If you are just going to be driving around town, within the capacity of the battery—yes, I just leave it in EV, run the battery down some, then plug it in when I get home. HV mode not needed and never used. Since my work is in range of my battery in summer, this is how I drive most of the time.

If I’m going to be driving outside the capacity of the battery, then I often turn on HV mode once I’m on the highway preemptively, rather than letting the battery run out then have car auto switch. Why? Well, I like having some EV for each end of the ride (I switch off HV again when I’m getting close, if I’ll be charging). )But more importantly, if you run the battery completely out, the car will work fine but at times the engine will rev more than I like — for example When accelerating and going up a hill, and the car has decided to be stingy with battery assist because the capacity is so low. There’s nothing wrong with this, I just dislike it.

Observationally, when you hit the HV button, the car will consider that level of battery to be a setpoint. Engine will come on but It will continue To drain the battery by about another 2 miles, then it will silently use the engine a little extra to recharge those 2 miles, and repeat.
 
Seconding the above answers, the car runs much nicer with battery charge of at least 50%. If I'm going on a long trip I'll run in EV mode for the first few minutes to make room in the battery for regen, then 100% in HV mode for the trip, then when close to home disable HV and let the battery get me home.

Two other points: On really cold days you may be better off to put it in HV sooner so you get the waste heat from the engine, rather than use battery to heat the car, if you think the trip is long enough that the engine will come on anyway. And, though the car doesn't have a specific EV mode, running it in Eco mode and not hammering on the gas will keep it in EV mode, even at speeds up to 140km/h. If you switch off Eco mode, or use Sport mode, it's more likely that the engine will come on at some point. If I'm just running around town and know I can do the entire trip on battery I use Eco to avoid the engine coming on at all.
 
I think I get what you're saying about a long trip. If I just start out in EV mode, there will likely be times when I'm burning electrons when the smarty-pants HV mode would have decided it was overall more fuel efficient to turn on the gas engine for a bit. And once all my electrons are gone (aside from a few harvested from regen) I'll be running on gas all the time and there would be times when it would have been more efficient to be using electrons.

In HV Mode you will still be running on electrons whenever Engine Drive Mode is not engaged. The car burns gas to make electricity which goes to both the electric motor and battery as needed.

What is at issue here is the gas powered engine/generator can only provide enough electricity to produce about 60hp. The batteries can provide enough electricity to produce about 121hp. Once the batteries are depleted, or nearly depleted, you’re left with 60hp to propel a 4000lb vehicle. That pretty much eliminates the possibility of perceptible acceleration.

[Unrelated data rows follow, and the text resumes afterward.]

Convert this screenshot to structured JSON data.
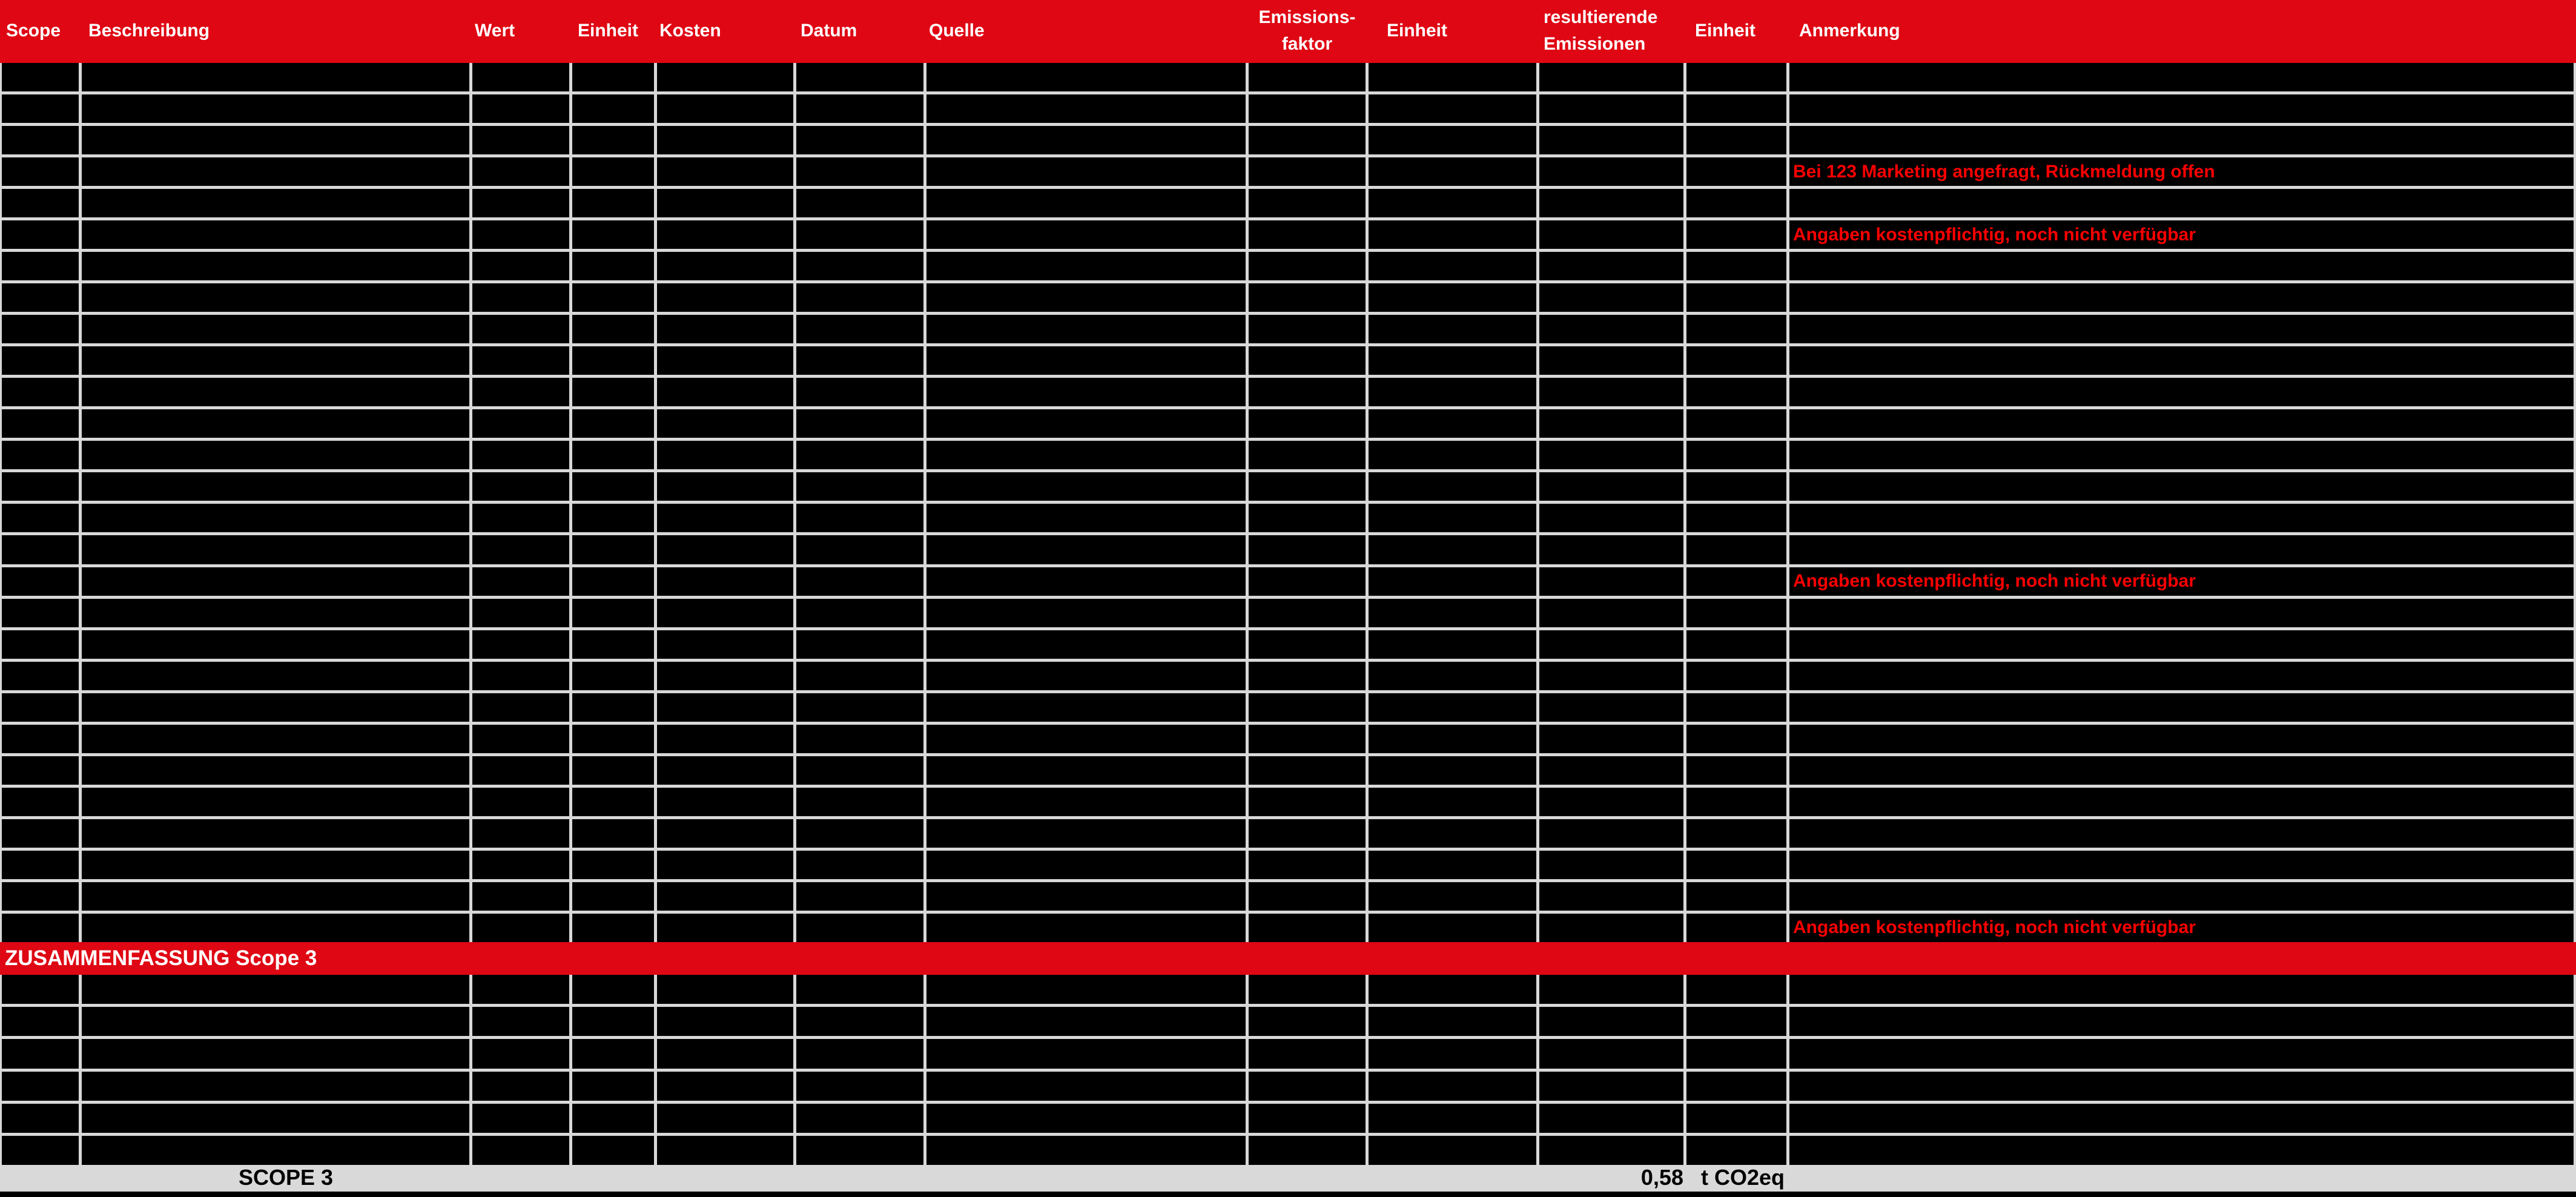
{
  "colors": {
    "band_red": "#df0713",
    "note_red": "#fb0000",
    "grid_gray": "#d8d8d8",
    "footer_gray": "#d9d9d9",
    "cell_black": "#000000",
    "header_text": "#ffffff",
    "footer_text": "#000000"
  },
  "table": {
    "columns": [
      {
        "key": "scope",
        "label": "Scope"
      },
      {
        "key": "beschreibung",
        "label": "Beschreibung"
      },
      {
        "key": "wert",
        "label": "Wert"
      },
      {
        "key": "einheit-1",
        "label": "Einheit"
      },
      {
        "key": "kosten",
        "label": "Kosten"
      },
      {
        "key": "datum",
        "label": "Datum"
      },
      {
        "key": "quelle",
        "label": "Quelle"
      },
      {
        "key": "emissionsfaktor",
        "label": "Emissions-",
        "label2": "faktor"
      },
      {
        "key": "einheit-2",
        "label": "Einheit"
      },
      {
        "key": "resultierende-emissionen",
        "label": "resultierende",
        "label2": "Emissionen"
      },
      {
        "key": "einheit-3",
        "label": "Einheit"
      },
      {
        "key": "anmerkung",
        "label": "Anmerkung"
      }
    ],
    "body_rows": [
      "",
      "",
      "",
      "Bei 123 Marketing angefragt, Rückmeldung offen",
      "",
      "Angaben kostenpflichtig, noch nicht verfügbar",
      "",
      "",
      "",
      "",
      "",
      "",
      "",
      "",
      "",
      "",
      "Angaben kostenpflichtig, noch nicht verfügbar",
      "",
      "",
      "",
      "",
      "",
      "",
      "",
      "",
      "",
      "",
      "Angaben kostenpflichtig, noch nicht verfügbar"
    ],
    "rows_after_summary": [
      "",
      "",
      "",
      "",
      "",
      ""
    ]
  },
  "summary": {
    "label": "ZUSAMMENFASSUNG Scope 3"
  },
  "footer": {
    "label": "SCOPE 3",
    "value": "0,58",
    "unit": "t CO2eq"
  }
}
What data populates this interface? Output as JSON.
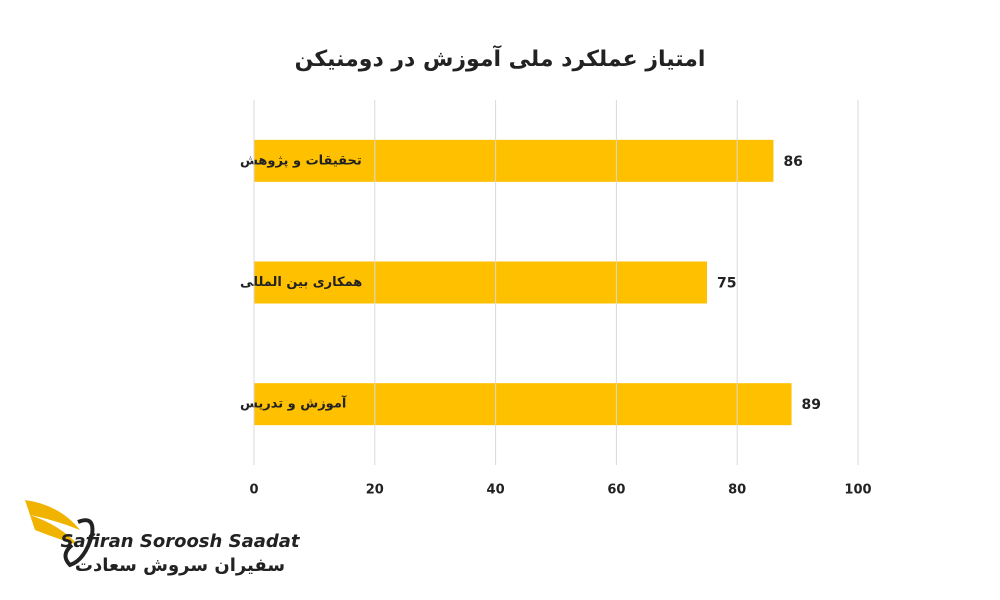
{
  "chart_data": {
    "type": "hbar",
    "title": "امتیاز عملکرد ملی آموزش در دومنیکن",
    "categories": [
      "تحقیقات و پژوهش",
      "همکاری بین المللی",
      "آموزش و تدریس"
    ],
    "values": [
      86,
      75,
      89
    ],
    "color": "#ffc000",
    "xlim": [
      0,
      100
    ],
    "xticks": [
      0,
      20,
      40,
      60,
      80,
      100
    ],
    "grid": true,
    "annotations": [
      "Safiran Soroosh Saadat",
      "سفیران سروش سعادت"
    ]
  }
}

What makes matters worse is that the engine speed (RPM’s) is completely disconnected from anything the car is attempting to do. Some owners have been scarred for life from this experience. Image a CVT on steroids, or a clutch slipping without the odor.

Experienced owners have learned to maintain a certain amount of charge in order to avoid an unpleasant driving experience. You may wish to experience what I’ve described above and then make an informed decision on how you prefer to operate the vehicle.

As far as operating “cheaply”, that will depend on what you’re paying for gas v electricity. For some, it’s basically a wash. On the East coast it has been, and may now be, less expensive to operate exclusively on gas rather than electricity. On a long trip you’ll be using mostly gas. I’d imagine it would be most efficient to preserve some charge in order to keep the engine from revving unnecessarily to propel the car and restore lost charge. You’ll also get much better fuel economy by driving 60-65mph rather than 80mph.